Death Wish director Michael Winner dies at 77
Filmmaker had second career as acerbic restaurant critic for Sunday Times
Michael Winner, a British filmmaker best known for directing the three Death Wish movies, has died at age 77.
Winner's wife said he died at his London home Monday after an illness.
Winner was also a restaurant critic with the long-running "Winner's Dinners" column in the Sunday Times newspaper and a collector of fine art and antiques.
He directed more than 30 movies, specializing in thrillers and action titles. Among his best-regarded work is The Big Sleep, a 1978 noir starring Robert Mitchum.
The Death Wish franchise, featuring Charles Bronson as a law-abiding citizen who becomes a vigilante when his wife and daughter are attacked, began in 1974.
Criticism of Death Wish violence
Though the first movie was criticized for its violence, it became a commercial success in the U.S. and Winner went on to direct two more instalments: Death Wish II in 1982 and Death Wish 3 in 1985. He brushed off criticism of his films.
"If you want art, don't mess about with movies," he once said. "Buy a Picasso."
He took pride that Death Wish featured the film debuts of two future stars: Jeff Goldblum, billed as Freak 1, and Denzel Washington, billed as Alley Mugger.
Born in London in 1935, Winner worked as a newspaper showbiz writer and film critic before beginning his movie career with short films and documentaries.
His early British films included 1963’s gritty, London-set thriller West 11, 1964’s The System, about young men in a seaside town seeking sexual conquests, and I'll Never Forget What's'isname, which starred Oliver Reed as a London adman and Orson Welles as his boss. He made several other films with Reed, including Hannibal Brooks and The Jokers.
His 1973 spy film Scorpio starred Burt Lancaster as a veteran CIA agent trying to outwit a man who’s trying to kill him.
Prior to Death Wish, he made the films The Mechanic and The Stone Killer with action hero Bronson.

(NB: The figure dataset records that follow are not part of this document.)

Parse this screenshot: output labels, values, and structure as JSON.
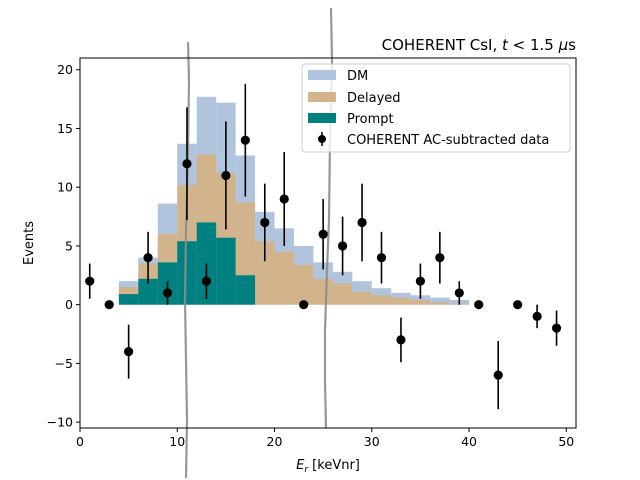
{
  "chart_data": {
    "type": "bar",
    "title": "COHERENT CsI, t < 1.5 μs",
    "xlabel": "E_r [keVnr]",
    "ylabel": "Events",
    "xlim": [
      0,
      51
    ],
    "ylim": [
      -10.5,
      21
    ],
    "xticks": [
      0,
      10,
      20,
      30,
      40,
      50
    ],
    "yticks": [
      -10,
      -5,
      0,
      5,
      10,
      15,
      20
    ],
    "grid": false,
    "legend_position": "top-right",
    "bin_edges": [
      4,
      6,
      8,
      10,
      12,
      14,
      16,
      18,
      20,
      22,
      24,
      26,
      28,
      30,
      32,
      34,
      36,
      38,
      40
    ],
    "series": [
      {
        "name": "DM",
        "kind": "stacked-histogram-top",
        "color": "#b0c4de",
        "values": [
          2.0,
          4.0,
          8.6,
          13.7,
          17.7,
          17.2,
          12.7,
          7.9,
          6.5,
          5.0,
          3.6,
          2.8,
          2.0,
          1.4,
          1.0,
          0.8,
          0.6,
          0.4
        ]
      },
      {
        "name": "Delayed",
        "kind": "stacked-histogram-middle",
        "color": "#d2b48c",
        "values": [
          1.5,
          3.5,
          6.0,
          10.2,
          12.8,
          11.2,
          8.7,
          5.4,
          4.5,
          3.4,
          2.2,
          1.8,
          1.1,
          0.8,
          0.6,
          0.4,
          0.2,
          0.1
        ]
      },
      {
        "name": "Prompt",
        "kind": "stacked-histogram-bottom",
        "color": "#008080",
        "values": [
          0.9,
          2.2,
          3.6,
          5.4,
          7.0,
          5.7,
          2.5,
          0.0,
          0.0,
          0.0,
          0.0,
          0.0,
          0.0,
          0.0,
          0.0,
          0.0,
          0.0,
          0.0
        ]
      },
      {
        "name": "COHERENT AC-subtracted data",
        "kind": "errorbar",
        "color": "#000000",
        "points": [
          {
            "x": 1,
            "y": 2,
            "err": 1.5
          },
          {
            "x": 3,
            "y": 0,
            "err": 0
          },
          {
            "x": 5,
            "y": -4,
            "err": 2.3
          },
          {
            "x": 7,
            "y": 4,
            "err": 2.2
          },
          {
            "x": 9,
            "y": 1,
            "err": 1
          },
          {
            "x": 11,
            "y": 12,
            "err": 4.8
          },
          {
            "x": 13,
            "y": 2,
            "err": 1.5
          },
          {
            "x": 15,
            "y": 11,
            "err": 4.6
          },
          {
            "x": 17,
            "y": 14,
            "err": 4.8
          },
          {
            "x": 19,
            "y": 7,
            "err": 3.3
          },
          {
            "x": 21,
            "y": 9,
            "err": 4
          },
          {
            "x": 23,
            "y": 0,
            "err": 0
          },
          {
            "x": 25,
            "y": 6,
            "err": 3
          },
          {
            "x": 27,
            "y": 5,
            "err": 2.5
          },
          {
            "x": 29,
            "y": 7,
            "err": 3.3
          },
          {
            "x": 31,
            "y": 4,
            "err": 2.2
          },
          {
            "x": 33,
            "y": -3,
            "err": 1.9
          },
          {
            "x": 35,
            "y": 2,
            "err": 1.5
          },
          {
            "x": 37,
            "y": 4,
            "err": 2.2
          },
          {
            "x": 39,
            "y": 1,
            "err": 1
          },
          {
            "x": 41,
            "y": 0,
            "err": 0
          },
          {
            "x": 43,
            "y": -6,
            "err": 2.9
          },
          {
            "x": 45,
            "y": 0,
            "err": 0
          },
          {
            "x": 47,
            "y": -1,
            "err": 1
          },
          {
            "x": 49,
            "y": -2,
            "err": 1.5
          }
        ]
      }
    ],
    "legend_entries": [
      "DM",
      "Delayed",
      "Prompt",
      "COHERENT AC-subtracted data"
    ],
    "overlay_curves_color": "#8c8c8c"
  }
}
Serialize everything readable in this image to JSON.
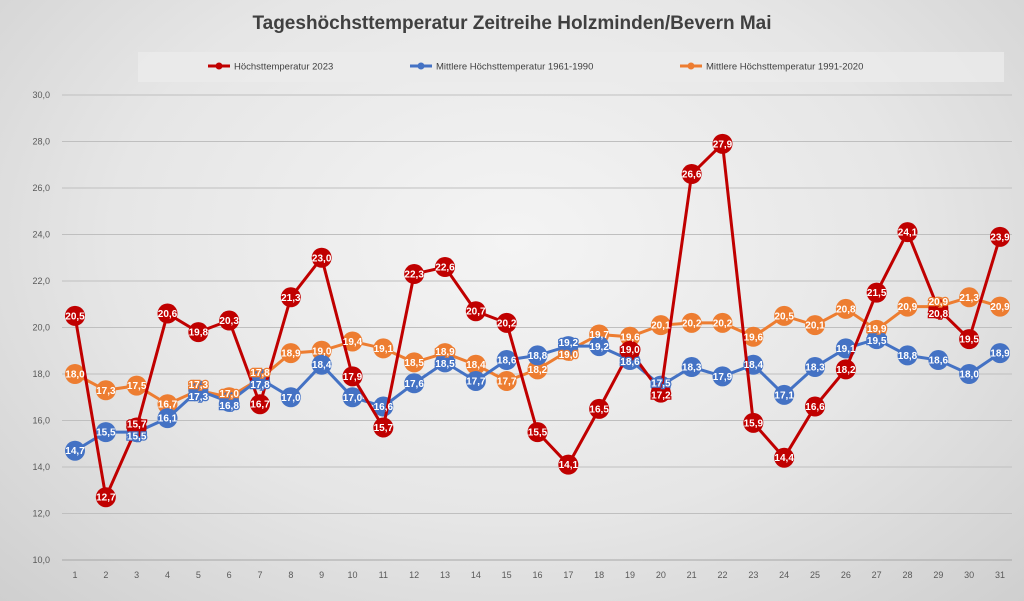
{
  "chart_data": {
    "type": "line",
    "title": "Tageshöchsttemperatur Zeitreihe Holzminden/Bevern Mai",
    "xlabel": "",
    "ylabel": "",
    "ylim": [
      10,
      30
    ],
    "yticks": [
      "10,0",
      "12,0",
      "14,0",
      "16,0",
      "18,0",
      "20,0",
      "22,0",
      "24,0",
      "26,0",
      "28,0",
      "30,0"
    ],
    "grid": true,
    "legend_position": "top",
    "x": [
      1,
      2,
      3,
      4,
      5,
      6,
      7,
      8,
      9,
      10,
      11,
      12,
      13,
      14,
      15,
      16,
      17,
      18,
      19,
      20,
      21,
      22,
      23,
      24,
      25,
      26,
      27,
      28,
      29,
      30,
      31
    ],
    "series": [
      {
        "name": "Mittlere Höchsttemperatur 1991-2020",
        "color": "#ed7d31",
        "values": [
          18.0,
          17.3,
          17.5,
          16.7,
          17.3,
          17.0,
          17.8,
          18.9,
          19.0,
          19.4,
          19.1,
          18.5,
          18.9,
          18.4,
          17.7,
          18.2,
          19.0,
          19.7,
          19.6,
          20.1,
          20.2,
          20.2,
          19.6,
          20.5,
          20.1,
          20.8,
          19.9,
          20.9,
          20.9,
          21.3,
          20.9
        ]
      },
      {
        "name": "Mittlere Höchsttemperatur 1961-1990",
        "color": "#4472c4",
        "values": [
          14.7,
          15.5,
          15.5,
          16.1,
          17.3,
          16.8,
          17.8,
          17.0,
          18.4,
          17.0,
          16.6,
          17.6,
          18.5,
          17.7,
          18.6,
          18.8,
          19.2,
          19.2,
          18.6,
          17.5,
          18.3,
          17.9,
          18.4,
          17.1,
          18.3,
          19.1,
          19.5,
          18.8,
          18.6,
          18.0,
          18.9
        ]
      },
      {
        "name": "Höchsttemperatur 2023",
        "color": "#c00000",
        "values": [
          20.5,
          12.7,
          15.7,
          20.6,
          19.8,
          20.3,
          16.7,
          21.3,
          23.0,
          17.9,
          15.7,
          22.3,
          22.6,
          20.7,
          20.2,
          15.5,
          14.1,
          16.5,
          19.0,
          17.2,
          26.6,
          27.9,
          15.9,
          14.4,
          16.6,
          18.2,
          21.5,
          24.1,
          20.8,
          19.5,
          23.9
        ]
      }
    ],
    "legend_order": [
      "Höchsttemperatur 2023",
      "Mittlere Höchsttemperatur 1961-1990",
      "Mittlere Höchsttemperatur 1991-2020"
    ]
  }
}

Last restaurant reviews in December
As a restaurant critic he was known for his acerbic verdicts — especially for poor service — which got him barred from some eateries.
"He could be very witty, but also uncompromising in his demands for good service, which resonated with readers," said Martin Ivens, acting editor of The Sunday Times.
"He was also not afraid to laugh at himself and rejoiced in the huge postbag of letters which poked gentle fun at him — often he would forward particularly insulting letters that had been sent straight to him for inclusion alongside his column."
Despite becoming very ill from bad oysters in 2007 and later from steak tartare, he continued his reviews until December 2012.
Former Monty Python comedian John Cleese and TV mogul Simon Cowell remembered him fondly on Monday.
"Laughter was never far away when Michael was around, and he is someone who the more I got to know, the fonder I got of him," Cowell said.
Cleese said Winner had been "the dearest, kindest, funniest and most generous of friends. I shall miss him terribly."
He is survived by his wife, Geraldine Winner.